Ida B. Wells moved to Chicago after that and married Ferdinand Barnett in 1895. She was one of the first American ladies to keep her original name. Wells had children while continuing her activism and began to travel internationally spreading her ideals. She was criticized by white suffragists of her time, but she persisted in spreading her thoughts. She was part of founding the National Association of Colored Women’s Club and helped found the National Association for the Advancement of Colored People. Ida Wells died in 1931 after making much impact on the world.

What the Project Means to Me

I felt a lot of pride researching for this project. From when I was reading about Ida B. Wells, to when I was hearing stories of my family from my dad, I was realizing how far we’ve come, but I was also seeing the determination we black women have had all throughout history. No matter what situation we find ourselves in, we do not let it keep us down.

Ida B. Wells had to fight as an abolitionist and as a suffragist. She fought as an African American to be given even the respect to be treated as a woman and she fought as a woman to be given the same rights that men were given. Wells understood how important it was for women to be able to vote, how representation is needed in order to have a successful government. Despite all odds, Wells worked to document and bring attention to important happenings.
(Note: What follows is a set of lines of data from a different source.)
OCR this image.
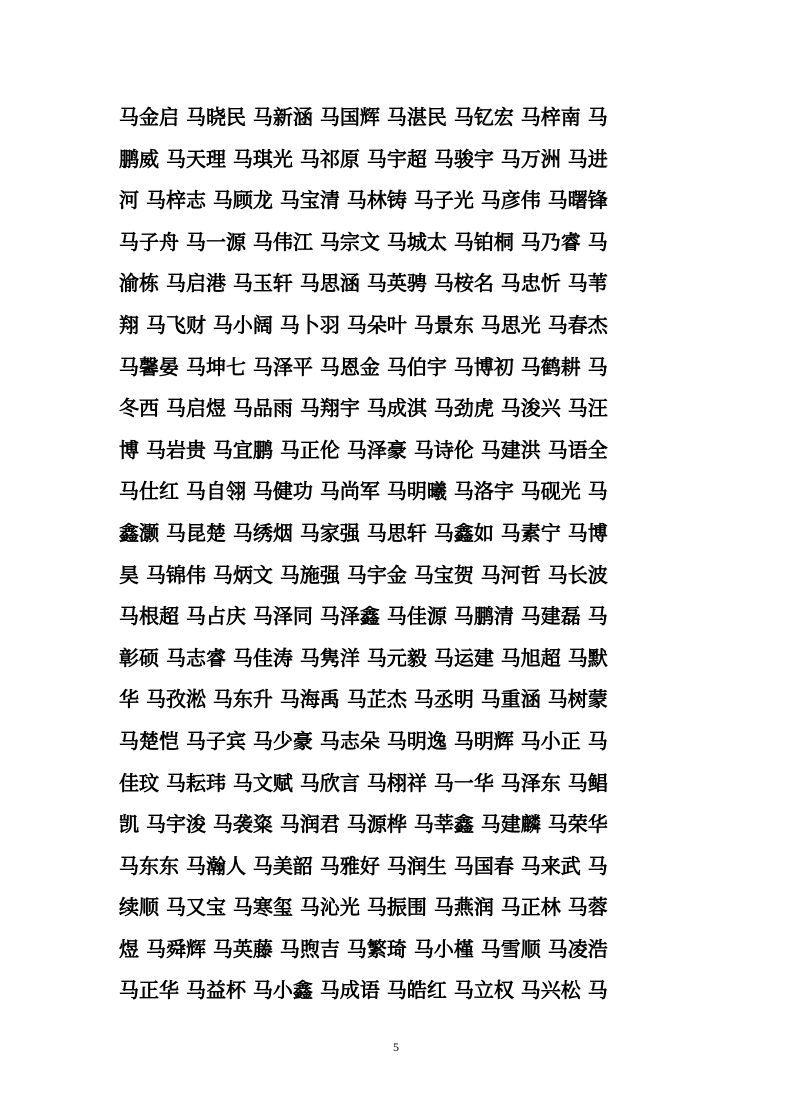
马金启 马晓民 马新涵 马国辉 马湛民 马钇宏 马梓南 马
鹏威 马天理 马琪光 马祁原 马宇超 马骏宇 马万洲 马进
河 马梓志 马顾龙 马宝清 马林铸 马子光 马彦伟 马曙锋
马子舟 马一源 马伟江 马宗文 马城太 马铂桐 马乃睿 马
渝栋 马启港 马玉轩 马思涵 马英骋 马桉名 马忠忻 马苇
翔 马飞财 马小阔 马卜羽 马朵叶 马景东 马思光 马春杰
马馨晏 马坤七 马泽平 马恩金 马伯宇 马博初 马鹤耕 马
冬西 马启煜 马品雨 马翔宇 马成淇 马劲虎 马浚兴 马汪
博 马岩贵 马宜鹏 马正伦 马泽豪 马诗伦 马建洪 马语全
马仕红 马自翎 马健功 马尚军 马明曦 马洛宇 马砚光 马
鑫灏 马昆楚 马绣烟 马家强 马思轩 马鑫如 马素宁 马博
昊 马锦伟 马炳文 马施强 马宇金 马宝贺 马河哲 马长波
马根超 马占庆 马泽同 马泽鑫 马佳源 马鹏清 马建磊 马
彰硕 马志睿 马佳涛 马隽洋 马元毅 马运建 马旭超 马默
华 马孜淞 马东升 马海禹 马芷杰 马丞明 马重涵 马树蒙
马楚恺 马子宾 马少豪 马志朵 马明逸 马明辉 马小正 马
佳玟 马耘玮 马文赋 马欣言 马栩祥 马一华 马泽东 马鲳
凯 马宇浚 马袭粢 马润君 马源桦 马莘鑫 马建麟 马荣华
马东东 马瀚人 马美韶 马雅好 马润生 马国春 马来武 马
续顺 马又宝 马寒玺 马沁光 马振围 马燕润 马正林 马蓉
煜 马舜辉 马英藤 马煦吉 马繁琦 马小槿 马雪顺 马凌浩
马正华 马益杯 马小鑫 马成语 马皓红 马立权 马兴松 马
5
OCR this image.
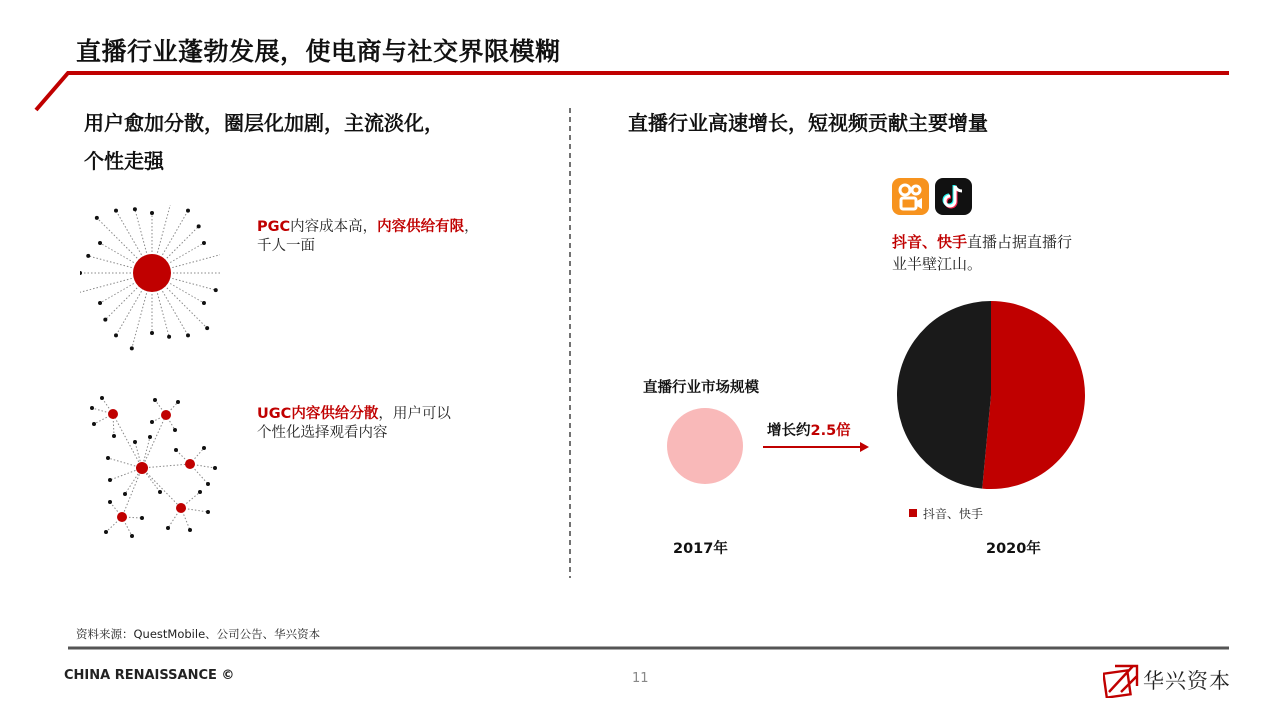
直播行业蓬勃发展，使电商与社交界限模糊
用户愈加分散，圈层化加剧，主流淡化，
个性走强
PGC内容成本高，内容供给有限，
千人一面
UGC内容供给分散，用户可以
个性化选择观看内容
直播行业高速增长，短视频贡献主要增量
抖音、快手直播占据直播行
业半壁江山。
直播行业市场规模
增长约2.5倍
抖音、快手
2017年	2020年
资料来源：QuestMobile、公司公告、华兴资本
CHINA RENAISSANCE ©	11	华兴资本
When I hear stories of my family’s own independence, the moment we got to vote, our struggle to success, I feel the same sort of pride as I feel for Ida B. Wells. When I hear that my great grandmother was able to vote before Swedish women, or when I learn that my grandparents made sure to be involved in every election, or even when I learn that my sister not only votes but is an influencer in the Democratic Party, I cannot help but smile because we have come so far and because we are striving to go even further.